Monsieur le secrétaire d'État, monsieur le rapporteur, mes chers collègues, je consacrerai l'essentiel de cette intervention au projet de loi relatif aux archives, soumis en deuxième lecture à notre assemblée. En effet, le texte relatif aux archives du Conseil constitutionnel bénéficie d'un large consensus, traduit notamment par son adoption à l'unanimité sur les bancs du Sénat Je tenais cependant à relayer ici la remarque de Robert Badinter qui, lors de son intervention, regrettait la faiblesse de la recherche historique sur le Conseil constitutionnel. Ce constat, nous le partageons tous. La recherche historique française connaît des difficultés considérables, liées pour l'essentiel à un manque de moyens.
Le projet de loi relatif aux archives est, quant à lui, beaucoup moins consensuel. En effet, souvenons-nous de la levée de boucliers qu'avait entraînée la modification par le Sénat du projet de loi initial. Vincent Duclert, professeur à l'École des hautes études en sciences sociales, avait publié un article dans Le Monde. Il y faisait part des très vives inquiétudes de la communauté scientifique et dénonçait ce qu'il nommait « la nuit des archives ». Les usagers s'étaient, eux aussi, mobilisés pour s'opposer au passage à la moulinette sénatoriale d'un projet présenté à l'origine comme un texte d'ouverture et de modernisation.

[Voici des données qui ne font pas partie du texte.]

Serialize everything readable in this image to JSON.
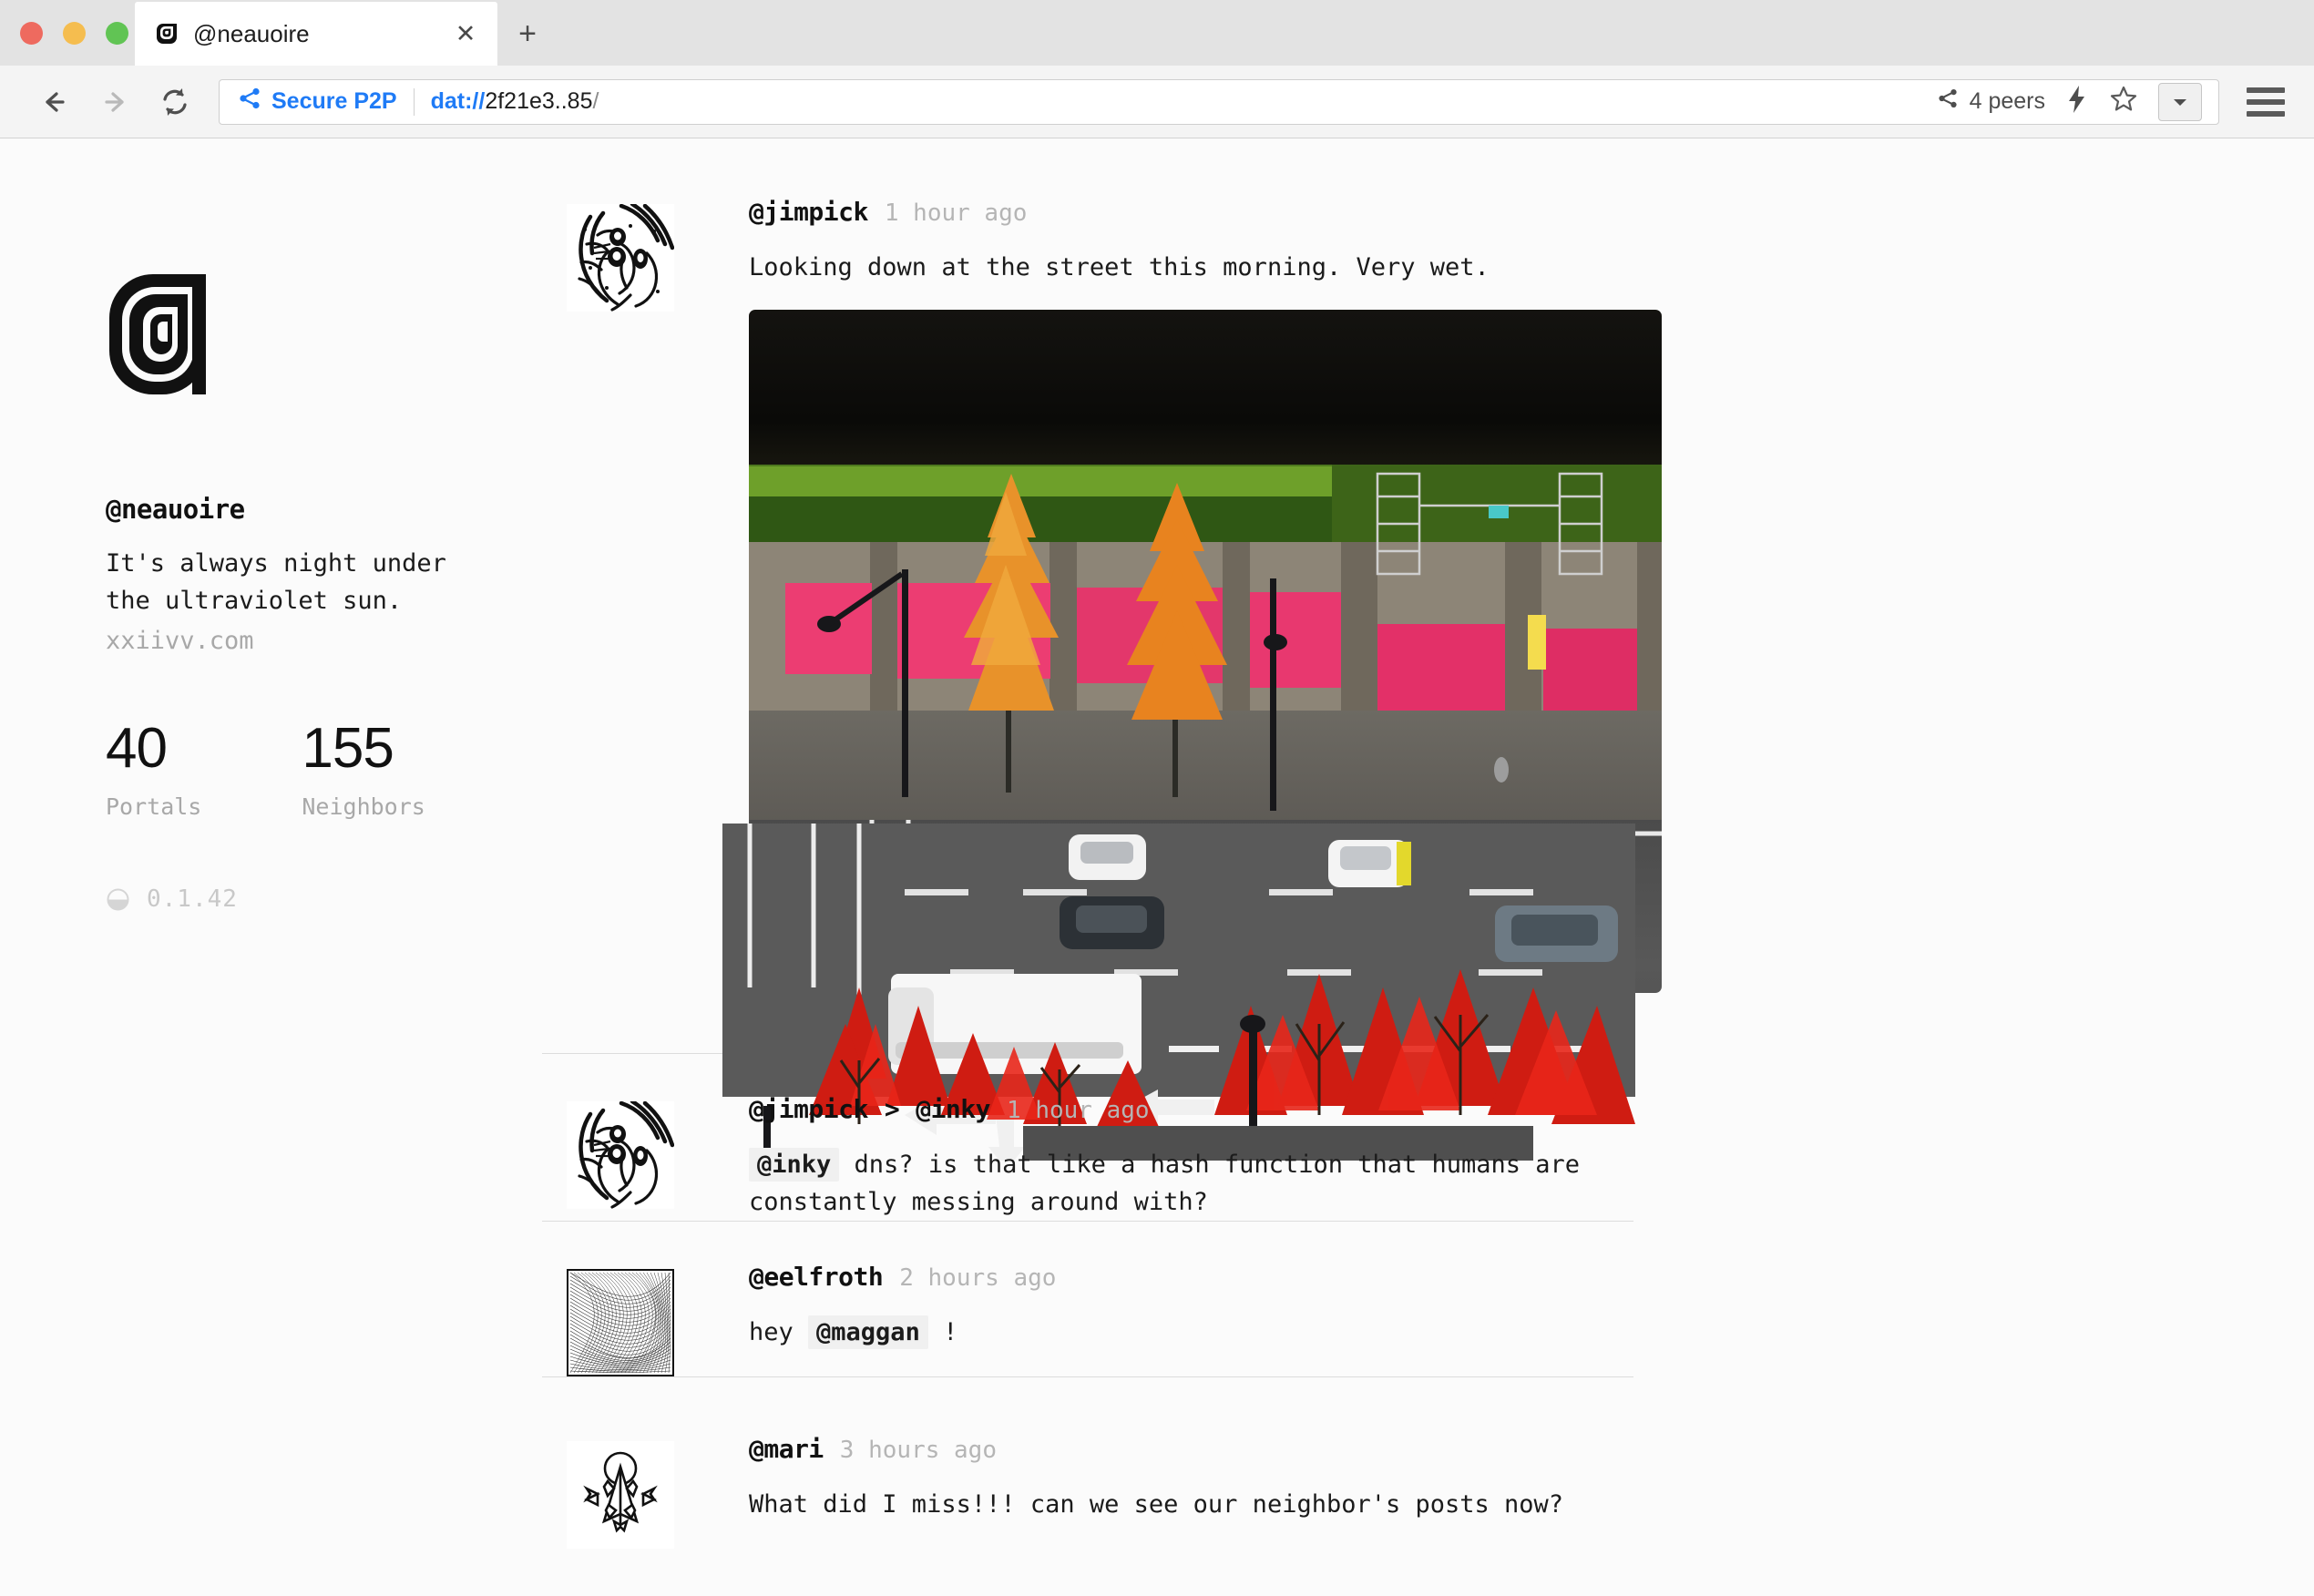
{
  "browser": {
    "window_controls": [
      "close",
      "minimize",
      "maximize"
    ],
    "tab": {
      "title": "@neauoire",
      "favicon": "rotonde-spiral-icon",
      "close_label": "✕"
    },
    "new_tab_label": "+",
    "nav": {
      "back": "back-arrow",
      "forward": "forward-arrow",
      "reload": "reload-icon"
    },
    "address": {
      "security_label": "Secure P2P",
      "security_icon": "share-p2p-icon",
      "scheme": "dat://",
      "host": "2f21e3..85",
      "path": "/",
      "peers_label": "4 peers",
      "peers_icon": "share-p2p-icon",
      "bolt_icon": "lightning-icon",
      "star_icon": "star-outline-icon",
      "dropdown_icon": "chevron-down-icon"
    },
    "menu_icon": "hamburger-menu-icon",
    "accent_color": "#1f7bf6"
  },
  "sidebar": {
    "logo_name": "rotonde-spiral-logo",
    "handle": "@neauoire",
    "bio": "It's always night under the ultraviolet sun.",
    "site": "xxiivv.com",
    "stats": [
      {
        "value": "40",
        "label": "Portals"
      },
      {
        "value": "155",
        "label": "Neighbors"
      }
    ],
    "version": {
      "icon": "half-moon-icon",
      "text": "0.1.42"
    }
  },
  "feed": {
    "posts": [
      {
        "author": "@jimpick",
        "target": null,
        "time": "1 hour ago",
        "avatar": "ink-sketch-avatar",
        "text": "Looking down at the street this morning. Very wet.",
        "media": {
          "type": "photo",
          "alt": "aerial view of a wet city street with autumn trees, pink storefront awnings, cars and a white truck"
        }
      },
      {
        "author": "@jimpick",
        "target": "@inky",
        "time": "1 hour ago",
        "avatar": "ink-sketch-avatar",
        "mention": "@inky",
        "text": " dns? is that like a hash function that humans are constantly messing around with?",
        "media": null
      },
      {
        "author": "@eelfroth",
        "target": null,
        "time": "2 hours ago",
        "avatar": "moire-lines-avatar",
        "text_before": "hey ",
        "mention": "@maggan",
        "text_after": " !",
        "media": null
      },
      {
        "author": "@mari",
        "target": null,
        "time": "3 hours ago",
        "avatar": "arrow-crest-avatar",
        "text": "What did I miss!!! can we see our neighbor's posts now?",
        "media": null
      }
    ],
    "separator_symbol": ">"
  },
  "colors": {
    "page_bg": "#fbfbfb",
    "chrome_bg": "#e3e3e3",
    "navbar_bg": "#f4f4f4",
    "divider": "#dcdcdc",
    "muted_text": "#b5b5b5",
    "mention_bg": "#f0f0f0"
  }
}
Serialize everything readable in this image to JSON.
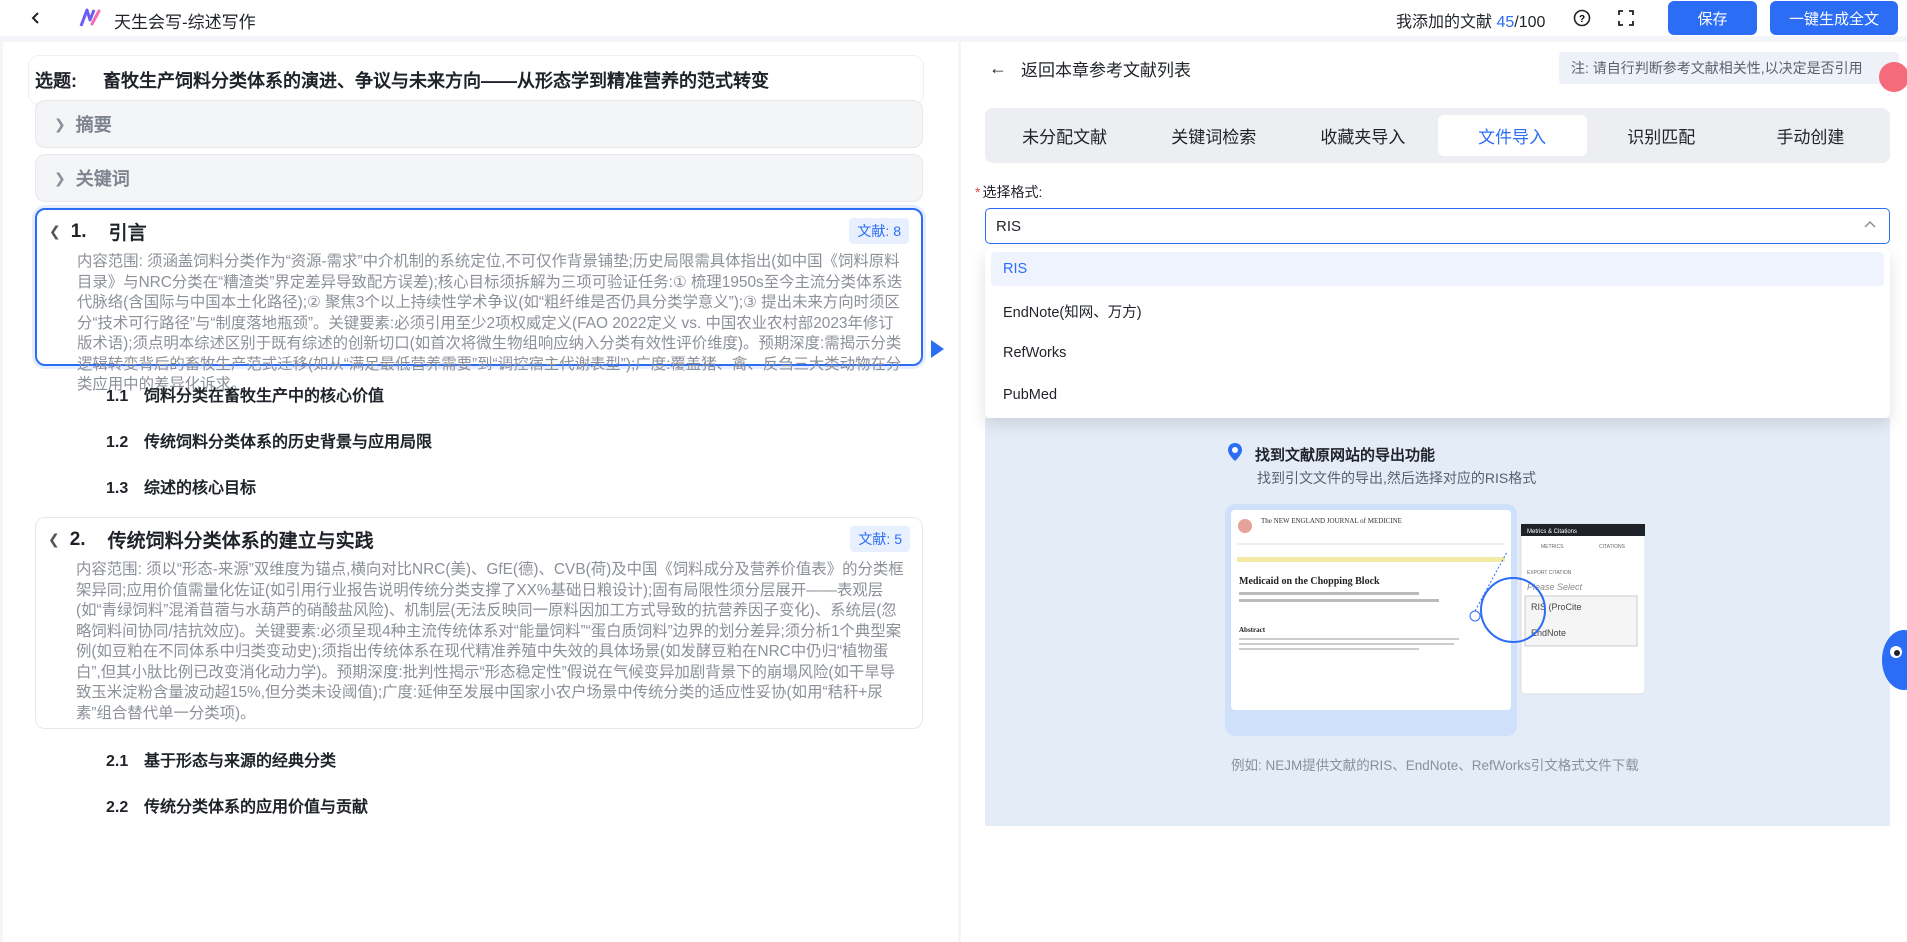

Force est de constater qu'à l'exception de rares nuances, l'Assemblée nationale et le Sénat ont fait fi des revendications des scientifiques et des usagers. Les amendements de l'opposition ont été balayés et les modifications proposées par le rapporteur et adoptées par les députés manquent d'ambition. Nous nous retrouvons donc face à un texte hybride contenant d'indéniables avancées, comme le principe de communicabilité immédiate, mais recelant aussi bon nombre d'écueils.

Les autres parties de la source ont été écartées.